Media and ADHD
It’s report card time here in New Mexico and I am getting lots of phone calls from parents who have recently had parent teacher conferences. By far, the biggest referral I get is for kids who are suspected of having attention deficit disorder (ADD or ADHD).
Almost 20 years ago, I began collecting material for my dissertation which was about the relationship between ADHD, empathy, and perspective taking (the ability to understand that other people have thoughts and feelings). At that time, I was curious to learn more about a disorder that appeared to be increasing within the population. The majority of researchers believed that ADHD was, in most cases, related to genes or a problem during the pregnancy or birth.
Now, two decades later, parents are still wondering whether or not ADD or ADHD is increasing. Now, toxins such as pesticides, drugs (prescribed or illicit), and alcohol during pregnancy have been associated with higher incidences of attention deficits. When looking at these factors, the time of the exposure and the amount of exposure (the dose) have to be considered. For example, consider timing– when pregnant women drink alcohol during the first couple of days after conception, there is little evidence that any damage is done—not that anyone thinks that drinking any alcohol during pregnancy is entirely safe. But pregnant women drinking during the time of brain development are at risk of exposing and permanently hurting their developing babies. Furthermore, consider dose–the more women drink alcohol during pregnancy, the worse the effects.

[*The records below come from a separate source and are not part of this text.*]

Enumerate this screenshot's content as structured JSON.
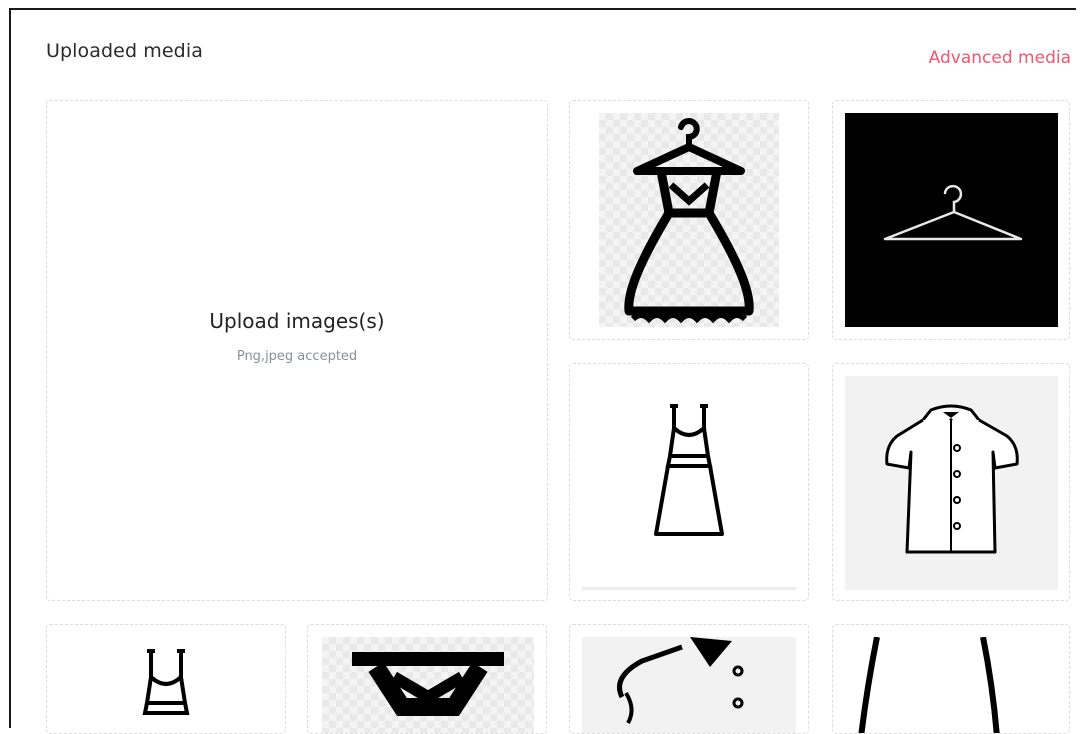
{
  "header": {
    "title": "Uploaded media",
    "advanced_link": "Advanced media"
  },
  "upload": {
    "title": "Upload images(s)",
    "subtitle": "Png,jpeg accepted"
  },
  "media": [
    {
      "icon": "dress-on-hanger-icon"
    },
    {
      "icon": "hanger-icon"
    },
    {
      "icon": "dress-icon"
    },
    {
      "icon": "blouse-icon"
    },
    {
      "icon": "dress-icon"
    },
    {
      "icon": "dress-on-hanger-icon"
    },
    {
      "icon": "shirt-icon"
    },
    {
      "icon": "dress-icon"
    }
  ],
  "colors": {
    "accent": "#f0566f",
    "tile_border": "#dcdcdc",
    "frame": "#1a1a1a"
  }
}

Lately, media has been considered to be an additional risk factor for attention deficit disorder. A study done by Zimmerman and Christakis in 2006 concluded that non-educational television viewing before the age of 3 was associated with attention problems five years later. Other studies have looked at the differences between violent television watching, total hours of television per day, exposure to video games, and other sorts of media exposure and attention or educational problems. There are many different results in these various studies, but most point to one conclusion.
Consider media (and that includes television, video games, the internet, smart phones, tablets, etc.) as a possible toxin. Common sense suggests that the timing and the dose matter. In other words, a dose of too much media can be toxic. And the damage that the toxin can induce is related to the timing of the toxin. So, if a child is exposed to too much media during childhood then the danger is great. Bottom line: turn the stuff off and let your kids play, run around, color, read books, and go to school. That isn’t always easy to do, but after all, you’re the parent and your job is to protect your kids from danger.